In the first case "the man" was my own job description, while in the second example it was something I could not possibly do on my own (major plumbing) and that neither could I afford to hire someone to do for me. Hence the years of watering the yard from the kitchen sink.

But look at me now. I am certainly back to my roots, or becoming my mother, or both, probably. No two days in a row go by without some man or men coming over to work at our place. There´s the pool guy, who does the regular maintenance and is different from the solar panel guy. There´s the gardening crew (good thing I consolidated the two landscaping outfits I used to hire into a single one), and most recently there´s team Sousluaga, who first built a shed structure to place the solar panels, and this week is improving my vegetable patch making it into two very long wooden boxes with a sort of nylon wall behind it against the existing fence.

In between we have the guys from Telecom, the alarm company, who come to install new devices, fix a malfunctioning sensor or check the satellite TV or the weird cellular-based fixed phone on a pretty regular basis.


The vegetable patch encased in wood.


In a way, it´s a miracle. We work hard, earn money, and that money is enough to be able to afford all these people who are constantly doing things to improve our house. Considering we have neither the time nor physical condition, not to mention skills required, I am always in awe at the fact that we can afford to pay for these peoples´ services, considering we are not actually wealthy. We´re also in awe of the end product.

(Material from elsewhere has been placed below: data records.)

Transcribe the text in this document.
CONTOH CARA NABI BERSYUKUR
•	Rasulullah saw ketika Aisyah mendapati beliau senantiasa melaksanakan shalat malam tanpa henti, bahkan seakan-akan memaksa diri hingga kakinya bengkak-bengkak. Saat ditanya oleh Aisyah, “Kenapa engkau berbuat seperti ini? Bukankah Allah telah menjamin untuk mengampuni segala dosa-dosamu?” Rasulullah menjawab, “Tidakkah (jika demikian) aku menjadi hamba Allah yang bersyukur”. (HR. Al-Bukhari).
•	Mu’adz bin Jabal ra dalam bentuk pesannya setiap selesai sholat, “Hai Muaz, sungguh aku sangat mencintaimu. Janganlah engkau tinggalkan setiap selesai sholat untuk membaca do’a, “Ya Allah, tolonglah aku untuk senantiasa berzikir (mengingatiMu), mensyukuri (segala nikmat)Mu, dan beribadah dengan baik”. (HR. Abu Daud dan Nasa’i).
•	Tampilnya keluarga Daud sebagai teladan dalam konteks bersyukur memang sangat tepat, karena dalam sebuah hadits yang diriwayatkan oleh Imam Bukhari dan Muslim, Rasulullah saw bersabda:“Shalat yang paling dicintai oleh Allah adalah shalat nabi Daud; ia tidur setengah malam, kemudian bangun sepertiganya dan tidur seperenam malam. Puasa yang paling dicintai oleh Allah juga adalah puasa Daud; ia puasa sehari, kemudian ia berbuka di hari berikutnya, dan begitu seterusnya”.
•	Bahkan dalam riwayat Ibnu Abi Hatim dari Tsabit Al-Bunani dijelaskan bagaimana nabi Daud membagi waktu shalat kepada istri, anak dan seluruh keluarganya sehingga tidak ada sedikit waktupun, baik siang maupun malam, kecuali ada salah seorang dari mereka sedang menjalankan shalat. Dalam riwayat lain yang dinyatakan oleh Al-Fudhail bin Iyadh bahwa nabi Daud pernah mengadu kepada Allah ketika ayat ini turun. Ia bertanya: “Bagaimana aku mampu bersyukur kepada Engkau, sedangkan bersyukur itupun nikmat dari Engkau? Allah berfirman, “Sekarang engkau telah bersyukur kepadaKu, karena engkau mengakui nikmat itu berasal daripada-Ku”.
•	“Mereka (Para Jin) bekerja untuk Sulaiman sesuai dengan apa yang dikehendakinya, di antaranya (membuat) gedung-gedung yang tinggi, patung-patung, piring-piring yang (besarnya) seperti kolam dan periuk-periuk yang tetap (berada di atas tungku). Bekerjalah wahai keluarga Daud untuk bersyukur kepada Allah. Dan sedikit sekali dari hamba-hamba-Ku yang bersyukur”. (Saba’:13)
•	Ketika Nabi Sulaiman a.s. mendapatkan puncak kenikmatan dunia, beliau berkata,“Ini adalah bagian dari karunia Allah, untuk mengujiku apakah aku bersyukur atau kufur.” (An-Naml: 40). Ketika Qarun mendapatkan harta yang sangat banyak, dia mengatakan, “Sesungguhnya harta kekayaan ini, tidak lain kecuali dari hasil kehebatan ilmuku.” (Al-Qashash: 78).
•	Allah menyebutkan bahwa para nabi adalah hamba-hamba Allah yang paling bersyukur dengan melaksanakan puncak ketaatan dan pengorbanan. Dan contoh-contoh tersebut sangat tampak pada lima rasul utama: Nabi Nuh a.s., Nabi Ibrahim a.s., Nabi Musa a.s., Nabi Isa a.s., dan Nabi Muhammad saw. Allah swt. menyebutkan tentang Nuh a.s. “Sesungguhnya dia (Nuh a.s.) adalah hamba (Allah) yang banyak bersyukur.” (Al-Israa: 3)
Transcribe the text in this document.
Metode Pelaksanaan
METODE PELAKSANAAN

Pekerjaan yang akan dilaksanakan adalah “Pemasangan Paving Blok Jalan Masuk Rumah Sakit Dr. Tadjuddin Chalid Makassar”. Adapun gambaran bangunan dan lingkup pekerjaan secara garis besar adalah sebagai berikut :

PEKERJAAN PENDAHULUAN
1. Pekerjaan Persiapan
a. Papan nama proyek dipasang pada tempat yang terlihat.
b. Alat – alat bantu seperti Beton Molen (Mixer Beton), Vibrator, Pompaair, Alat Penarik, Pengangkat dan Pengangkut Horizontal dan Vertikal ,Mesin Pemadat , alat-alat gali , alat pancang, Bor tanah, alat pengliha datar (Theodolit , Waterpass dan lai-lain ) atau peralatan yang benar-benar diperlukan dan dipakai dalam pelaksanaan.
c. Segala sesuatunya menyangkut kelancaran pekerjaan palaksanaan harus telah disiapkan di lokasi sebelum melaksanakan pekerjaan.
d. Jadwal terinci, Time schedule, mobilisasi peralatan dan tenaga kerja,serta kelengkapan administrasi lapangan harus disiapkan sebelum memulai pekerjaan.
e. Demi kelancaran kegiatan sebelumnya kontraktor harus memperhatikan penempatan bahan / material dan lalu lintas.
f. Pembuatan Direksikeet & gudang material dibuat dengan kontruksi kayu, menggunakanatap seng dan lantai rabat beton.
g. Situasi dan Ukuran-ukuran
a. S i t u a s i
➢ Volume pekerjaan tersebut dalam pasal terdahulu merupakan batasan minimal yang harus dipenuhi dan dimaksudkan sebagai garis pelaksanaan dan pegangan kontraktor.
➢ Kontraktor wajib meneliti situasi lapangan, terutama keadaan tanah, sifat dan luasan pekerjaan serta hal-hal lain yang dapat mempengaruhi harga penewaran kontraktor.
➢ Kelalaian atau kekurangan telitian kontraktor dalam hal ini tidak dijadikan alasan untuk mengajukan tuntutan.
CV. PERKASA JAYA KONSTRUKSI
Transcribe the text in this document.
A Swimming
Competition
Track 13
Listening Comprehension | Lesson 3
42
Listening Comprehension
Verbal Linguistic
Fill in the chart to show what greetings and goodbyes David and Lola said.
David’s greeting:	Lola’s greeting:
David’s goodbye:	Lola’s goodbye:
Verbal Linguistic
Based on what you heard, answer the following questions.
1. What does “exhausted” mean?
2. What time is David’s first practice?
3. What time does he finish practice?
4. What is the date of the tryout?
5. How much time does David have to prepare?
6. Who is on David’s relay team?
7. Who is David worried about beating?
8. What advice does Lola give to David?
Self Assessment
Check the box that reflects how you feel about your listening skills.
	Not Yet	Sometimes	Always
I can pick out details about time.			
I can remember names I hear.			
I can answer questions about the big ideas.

But then again, after factoring in the amount spent on landscapers, top soil, and team Sousluaga to set up my very fancy encased vegetable patch with windbreaker and all, we´re estimating a unit cost of $23 per tomato that comes out of that yard...

Sunday, November 2, 2008

It works

I finally swam in solar-panel warmed up water on November 1, at 6 pm, minutes after the installer had left, at a perfect 26 C, or 78.8 F.

We had turned on the system at noon, on a test basis, so not at 100% capacity because our cautious pool guy Alvaro (not the same person as the panel supplier-installer) wants to double check the pressure on the pump and other technical stuff.

When he turned it on, we measured the pool at 20 degrees (68 F), and the water coming into the pool at 23.3 C (74). This low reading at the pool is because although the water from the panels was coming out at about 40 degrees (104F) there was a long stretch of pipes to warm up.

From what I saw during the installation, only a fraction was insulated, and improperly at that, and then there´s the entire length of the filter circulation which is also not insulated. So initially all the pipes and earth surrounding it needs to be warmed up before the water coming out from the
panels and the water arriving at the pool have a similar temperature.

All this will eventually be fixed by Alvaro, but right now I don´t feel like engaging in further works, just patching whatever leaks remained, and maybe in February when we have to travel to Asia the rest can be dug out and insulated.